現代建築家
佐野先生の撮った写真 よしやまち町屋校舎

あえて、床柱には使わない。

ー欧米のスタイルにも合うなんて、意外ですよね。

佐野:そうですね。
それで洋風化したモダンの住宅であまりに頻繁に、安易に使われてしまい、結果飽きられてしまったように思います。
でも北山杉はいわば都会的に洗練された素材なので、僕たちが思っている以上に使える範囲は広いんじゃないでしょうか。
北山杉といえば、どうしても日本建築に使われているとか床柱のイメージが先行してしまいがちですが、その認識を一度とっぱらって新しい視点で見てみることで、北山杉の可能性ってぐんと広がると思います。
ただ伝統を踏襲していくだけでは工夫がないですし、そのうち飽きられてしまいますから。
かといって、ただ奇抜なことをすればいいというわけではなく、日本の文化や建築の良いところがちゃんと生かされた新しい使い方を模索するのがいいでしょうね。
斬新な使い方でありながら、北山杉や日本建築の魅力や良さが再認識されるようなものをつくっていければ最高だと思います。
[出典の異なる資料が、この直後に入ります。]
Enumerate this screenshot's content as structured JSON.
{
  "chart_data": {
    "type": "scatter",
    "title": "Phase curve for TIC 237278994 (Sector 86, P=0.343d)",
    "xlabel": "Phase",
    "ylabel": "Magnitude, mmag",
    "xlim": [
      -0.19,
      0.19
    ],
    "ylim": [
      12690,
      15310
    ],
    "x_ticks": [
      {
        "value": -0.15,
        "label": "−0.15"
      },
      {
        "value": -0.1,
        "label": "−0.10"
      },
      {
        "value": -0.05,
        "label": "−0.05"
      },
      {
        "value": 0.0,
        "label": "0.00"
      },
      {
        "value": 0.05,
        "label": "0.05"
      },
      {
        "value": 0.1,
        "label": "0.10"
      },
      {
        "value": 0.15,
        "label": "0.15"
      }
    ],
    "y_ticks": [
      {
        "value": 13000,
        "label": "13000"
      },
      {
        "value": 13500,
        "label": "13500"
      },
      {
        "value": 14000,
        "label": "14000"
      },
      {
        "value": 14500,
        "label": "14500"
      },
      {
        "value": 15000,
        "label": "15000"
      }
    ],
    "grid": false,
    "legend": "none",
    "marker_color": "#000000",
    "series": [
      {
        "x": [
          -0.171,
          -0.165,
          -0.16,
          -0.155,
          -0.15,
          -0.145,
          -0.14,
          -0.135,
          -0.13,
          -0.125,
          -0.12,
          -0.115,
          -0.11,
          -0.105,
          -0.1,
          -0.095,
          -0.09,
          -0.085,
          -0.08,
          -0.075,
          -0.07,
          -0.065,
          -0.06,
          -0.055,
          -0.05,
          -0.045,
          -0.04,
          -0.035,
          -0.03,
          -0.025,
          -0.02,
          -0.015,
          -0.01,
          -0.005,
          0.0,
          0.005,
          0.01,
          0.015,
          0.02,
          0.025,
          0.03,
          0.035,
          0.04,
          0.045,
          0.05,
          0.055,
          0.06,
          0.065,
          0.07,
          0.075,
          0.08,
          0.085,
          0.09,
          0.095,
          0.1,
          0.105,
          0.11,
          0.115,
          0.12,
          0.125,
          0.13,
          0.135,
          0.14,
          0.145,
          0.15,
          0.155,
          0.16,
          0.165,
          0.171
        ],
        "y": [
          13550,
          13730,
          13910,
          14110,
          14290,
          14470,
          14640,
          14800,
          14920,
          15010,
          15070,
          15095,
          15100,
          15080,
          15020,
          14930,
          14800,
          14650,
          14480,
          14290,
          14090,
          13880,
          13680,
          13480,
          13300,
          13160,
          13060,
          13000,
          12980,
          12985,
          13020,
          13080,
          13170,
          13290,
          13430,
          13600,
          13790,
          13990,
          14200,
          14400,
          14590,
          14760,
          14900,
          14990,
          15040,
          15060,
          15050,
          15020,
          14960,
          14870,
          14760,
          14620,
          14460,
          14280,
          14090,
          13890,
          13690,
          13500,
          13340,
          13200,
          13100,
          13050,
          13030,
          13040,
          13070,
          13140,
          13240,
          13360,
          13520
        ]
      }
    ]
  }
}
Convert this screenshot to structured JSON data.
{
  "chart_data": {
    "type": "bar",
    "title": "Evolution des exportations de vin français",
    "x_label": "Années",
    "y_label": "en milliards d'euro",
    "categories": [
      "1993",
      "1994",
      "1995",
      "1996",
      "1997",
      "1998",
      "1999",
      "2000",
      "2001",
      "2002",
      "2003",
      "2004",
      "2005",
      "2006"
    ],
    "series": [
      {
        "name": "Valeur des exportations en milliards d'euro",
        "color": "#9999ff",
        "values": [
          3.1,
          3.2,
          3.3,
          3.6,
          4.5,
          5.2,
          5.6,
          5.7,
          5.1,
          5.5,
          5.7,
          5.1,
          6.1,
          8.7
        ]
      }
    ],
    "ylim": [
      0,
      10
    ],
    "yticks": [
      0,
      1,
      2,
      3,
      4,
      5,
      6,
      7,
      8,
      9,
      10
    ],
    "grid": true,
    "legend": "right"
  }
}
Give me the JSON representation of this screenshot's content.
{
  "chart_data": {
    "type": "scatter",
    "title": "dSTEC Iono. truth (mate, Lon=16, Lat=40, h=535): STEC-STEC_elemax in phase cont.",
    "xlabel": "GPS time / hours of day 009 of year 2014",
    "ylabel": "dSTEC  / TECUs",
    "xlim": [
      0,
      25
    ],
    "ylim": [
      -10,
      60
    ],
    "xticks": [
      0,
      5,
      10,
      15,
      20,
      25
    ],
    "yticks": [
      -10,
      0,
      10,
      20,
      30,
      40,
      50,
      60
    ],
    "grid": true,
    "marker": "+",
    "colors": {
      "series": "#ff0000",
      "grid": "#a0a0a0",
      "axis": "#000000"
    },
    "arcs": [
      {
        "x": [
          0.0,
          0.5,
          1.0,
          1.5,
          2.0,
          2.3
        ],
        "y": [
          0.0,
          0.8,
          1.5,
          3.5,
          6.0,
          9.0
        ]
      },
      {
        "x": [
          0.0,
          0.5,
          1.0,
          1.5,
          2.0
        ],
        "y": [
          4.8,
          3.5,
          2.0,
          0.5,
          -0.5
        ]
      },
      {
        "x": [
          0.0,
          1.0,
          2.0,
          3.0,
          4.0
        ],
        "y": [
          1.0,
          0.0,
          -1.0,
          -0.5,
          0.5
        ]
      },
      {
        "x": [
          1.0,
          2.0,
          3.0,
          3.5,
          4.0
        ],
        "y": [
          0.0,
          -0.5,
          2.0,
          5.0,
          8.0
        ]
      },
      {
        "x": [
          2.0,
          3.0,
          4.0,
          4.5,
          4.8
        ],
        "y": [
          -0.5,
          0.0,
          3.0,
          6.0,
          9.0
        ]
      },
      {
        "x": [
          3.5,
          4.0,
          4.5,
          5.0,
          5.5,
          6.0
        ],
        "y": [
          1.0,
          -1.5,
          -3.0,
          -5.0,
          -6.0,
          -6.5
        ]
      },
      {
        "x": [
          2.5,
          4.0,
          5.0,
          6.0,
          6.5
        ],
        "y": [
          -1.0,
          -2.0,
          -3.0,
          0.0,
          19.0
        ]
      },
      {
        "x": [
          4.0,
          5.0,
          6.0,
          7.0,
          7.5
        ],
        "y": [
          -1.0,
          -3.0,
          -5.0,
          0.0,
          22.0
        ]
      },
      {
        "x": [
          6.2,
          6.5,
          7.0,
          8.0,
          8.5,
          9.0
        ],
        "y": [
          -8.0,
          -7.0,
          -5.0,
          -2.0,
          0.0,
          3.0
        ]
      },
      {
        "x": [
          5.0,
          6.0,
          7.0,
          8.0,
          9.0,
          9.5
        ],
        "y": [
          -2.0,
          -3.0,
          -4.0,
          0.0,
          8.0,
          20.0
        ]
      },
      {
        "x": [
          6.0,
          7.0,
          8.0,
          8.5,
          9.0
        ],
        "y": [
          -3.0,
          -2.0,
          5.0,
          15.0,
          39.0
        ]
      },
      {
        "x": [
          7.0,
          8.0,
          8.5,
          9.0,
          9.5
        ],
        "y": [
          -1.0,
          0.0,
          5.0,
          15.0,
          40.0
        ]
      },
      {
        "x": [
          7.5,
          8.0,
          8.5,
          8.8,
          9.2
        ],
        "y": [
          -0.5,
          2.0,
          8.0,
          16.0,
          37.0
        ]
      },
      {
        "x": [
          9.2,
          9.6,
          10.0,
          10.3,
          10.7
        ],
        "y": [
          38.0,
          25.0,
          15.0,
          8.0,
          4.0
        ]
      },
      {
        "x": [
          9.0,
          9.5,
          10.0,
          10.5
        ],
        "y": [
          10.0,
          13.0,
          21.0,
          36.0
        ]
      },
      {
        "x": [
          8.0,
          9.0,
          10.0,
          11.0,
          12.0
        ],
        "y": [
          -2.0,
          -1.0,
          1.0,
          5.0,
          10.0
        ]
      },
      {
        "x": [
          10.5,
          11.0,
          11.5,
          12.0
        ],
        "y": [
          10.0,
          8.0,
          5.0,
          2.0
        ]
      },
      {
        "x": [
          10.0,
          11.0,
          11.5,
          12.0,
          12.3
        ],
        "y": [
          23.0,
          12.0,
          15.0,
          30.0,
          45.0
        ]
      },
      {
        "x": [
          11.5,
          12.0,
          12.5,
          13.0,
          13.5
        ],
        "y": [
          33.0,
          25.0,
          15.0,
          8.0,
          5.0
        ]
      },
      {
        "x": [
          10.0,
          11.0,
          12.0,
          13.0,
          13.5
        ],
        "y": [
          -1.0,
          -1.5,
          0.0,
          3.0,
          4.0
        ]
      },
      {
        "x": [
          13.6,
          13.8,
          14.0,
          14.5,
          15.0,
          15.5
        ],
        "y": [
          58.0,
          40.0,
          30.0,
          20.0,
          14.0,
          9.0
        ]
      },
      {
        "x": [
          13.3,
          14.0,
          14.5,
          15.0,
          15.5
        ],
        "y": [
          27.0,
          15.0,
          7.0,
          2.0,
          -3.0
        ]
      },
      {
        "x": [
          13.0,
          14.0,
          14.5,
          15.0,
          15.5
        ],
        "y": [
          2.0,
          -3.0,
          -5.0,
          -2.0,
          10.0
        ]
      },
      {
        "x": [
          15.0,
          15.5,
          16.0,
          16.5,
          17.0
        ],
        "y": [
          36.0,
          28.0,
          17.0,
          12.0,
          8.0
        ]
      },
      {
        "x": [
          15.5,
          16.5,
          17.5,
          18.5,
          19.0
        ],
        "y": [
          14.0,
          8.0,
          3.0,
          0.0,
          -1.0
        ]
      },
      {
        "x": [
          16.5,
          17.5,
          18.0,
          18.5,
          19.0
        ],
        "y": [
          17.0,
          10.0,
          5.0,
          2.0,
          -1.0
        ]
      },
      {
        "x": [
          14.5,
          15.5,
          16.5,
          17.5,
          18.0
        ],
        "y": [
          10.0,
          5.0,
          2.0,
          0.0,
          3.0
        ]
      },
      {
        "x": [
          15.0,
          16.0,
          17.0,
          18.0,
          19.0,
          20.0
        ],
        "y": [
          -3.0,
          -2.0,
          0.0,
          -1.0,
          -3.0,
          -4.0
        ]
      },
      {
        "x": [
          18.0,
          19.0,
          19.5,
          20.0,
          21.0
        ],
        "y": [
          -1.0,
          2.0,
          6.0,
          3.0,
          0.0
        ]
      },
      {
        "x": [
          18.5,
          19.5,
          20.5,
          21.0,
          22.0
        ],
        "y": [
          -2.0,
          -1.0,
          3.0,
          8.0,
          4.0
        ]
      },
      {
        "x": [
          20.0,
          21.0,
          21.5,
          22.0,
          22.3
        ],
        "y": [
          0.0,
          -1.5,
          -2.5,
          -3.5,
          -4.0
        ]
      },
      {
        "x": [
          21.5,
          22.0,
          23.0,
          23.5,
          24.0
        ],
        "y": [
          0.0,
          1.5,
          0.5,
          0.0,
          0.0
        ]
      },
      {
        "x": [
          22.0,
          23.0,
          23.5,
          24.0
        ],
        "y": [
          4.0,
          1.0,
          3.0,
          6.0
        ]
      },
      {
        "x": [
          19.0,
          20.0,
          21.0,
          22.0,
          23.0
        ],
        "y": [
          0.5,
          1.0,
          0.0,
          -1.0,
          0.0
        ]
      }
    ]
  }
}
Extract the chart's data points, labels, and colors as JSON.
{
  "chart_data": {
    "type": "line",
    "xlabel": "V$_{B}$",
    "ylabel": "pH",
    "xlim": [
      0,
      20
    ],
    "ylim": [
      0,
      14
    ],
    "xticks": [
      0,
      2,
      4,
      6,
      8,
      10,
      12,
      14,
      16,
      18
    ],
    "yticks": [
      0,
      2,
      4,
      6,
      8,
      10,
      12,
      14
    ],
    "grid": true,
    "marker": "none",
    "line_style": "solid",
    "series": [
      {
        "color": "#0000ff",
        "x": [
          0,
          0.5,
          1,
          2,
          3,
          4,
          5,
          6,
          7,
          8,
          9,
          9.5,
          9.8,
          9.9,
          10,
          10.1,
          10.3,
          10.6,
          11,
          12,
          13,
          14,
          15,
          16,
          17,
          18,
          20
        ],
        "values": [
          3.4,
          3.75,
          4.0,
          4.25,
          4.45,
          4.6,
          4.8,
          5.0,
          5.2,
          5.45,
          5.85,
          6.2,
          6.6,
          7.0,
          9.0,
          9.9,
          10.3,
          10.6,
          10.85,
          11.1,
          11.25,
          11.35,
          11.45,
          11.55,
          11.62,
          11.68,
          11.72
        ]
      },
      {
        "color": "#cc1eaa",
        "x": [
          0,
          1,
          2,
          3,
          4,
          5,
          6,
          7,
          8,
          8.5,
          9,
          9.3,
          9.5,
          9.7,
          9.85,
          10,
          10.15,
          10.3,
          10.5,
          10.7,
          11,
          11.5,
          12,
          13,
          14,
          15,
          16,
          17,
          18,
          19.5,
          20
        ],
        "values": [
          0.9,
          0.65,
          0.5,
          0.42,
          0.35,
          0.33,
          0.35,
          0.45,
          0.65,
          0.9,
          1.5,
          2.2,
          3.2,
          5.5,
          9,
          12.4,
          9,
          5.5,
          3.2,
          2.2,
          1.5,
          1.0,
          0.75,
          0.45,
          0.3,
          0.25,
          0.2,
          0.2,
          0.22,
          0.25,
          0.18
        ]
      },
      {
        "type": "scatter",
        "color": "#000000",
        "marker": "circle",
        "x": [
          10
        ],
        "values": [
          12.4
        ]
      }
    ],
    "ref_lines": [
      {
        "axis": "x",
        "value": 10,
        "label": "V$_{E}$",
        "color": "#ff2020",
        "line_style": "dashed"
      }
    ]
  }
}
ー最近は北山杉を使った取り組みをされているのですか?

佐野:京都市の「平成の京町家」という伝統の木の文化に連なるエコな木の家づくりを目ざすプロジェクトがあって、その伝統型のモデルハウスを学生たちと建築する機会をいただきまして、今まさに設計をしているところです。(2012年3月現在)
伝統的な京町家といえば、床の間があってそこに北山丸太があり、縁側には縁桁丸太、化粧垂木に小丸太を使うというのが定式ですね。
もさすがに、今の時代にそれをそのままつくったら叱られてしまいます。
建築に関心のある方々も決して伝統スタイルが嫌いではないし、むしろ僕も含めて伝統ファンは多いのですが、今日、新築するモデルハウスに伝統的なものをそのままというのではあまりに拙いという気持ちは共通に持っておられるようです。
僕が日頃からおつきあいしている、伝統町家が一番と言っている棟梁にしても、明治から戦前にある町家のスタイルのままではダメだろうと。
何か今日的なものを出して前に進めてやらなくてはと言うんですね。
確かに伝統の町家は、家の中に土間の庭があったり、しっとり暗くて落ち着いた魅力がありますが、日常生活するには、暗くて寒いのはちょっと居心地が悪いですよね。
そこで今回の設計では中の間を吹き抜けにしてトップライトから燦々と光が降り掛かる明るい町家にしてみよう、と。
ムクの材現しの木組みと、小舞竹下地土塗り壁という構造や素材はまったく伝統のままで、空間構成がモダンというもの。
結構、評判いいですね。

で、この設計で北山丸太はどこに使われるかというと、実は構造材は全部京都の杉なんですね。
床の間が1階の座敷、2階の寝室に床の間代わりの地袋があるのですが、床柱に北山丸太を用いません。
今回はあえて飾りっ気無しの、素っ気ない家をつくろうと思っています。
ただ、2階の寝室の床の間の反対側に北山丸太を使おうと考えています。
全体の空間のほぼ中央にあって、壁の見切り材として、斜め天井まで突き抜けて2室をつなぐ役目をしていますから、ある意味で主役とも見えるとても大事な柱ですね。
ここに使うことで、空間の連続感が明確になり、肌の丸みでやわらかな印象が空間にニュアンスを演出してくれるはずです。
こういう使い方は伝統的な木造住宅に限らず、今の大壁の家や鉄筋コンクリートの空間、マンションにも可能でしょう。
たった1本だけ、手をかけて空間に入れ込んでやるだけでいいと思います。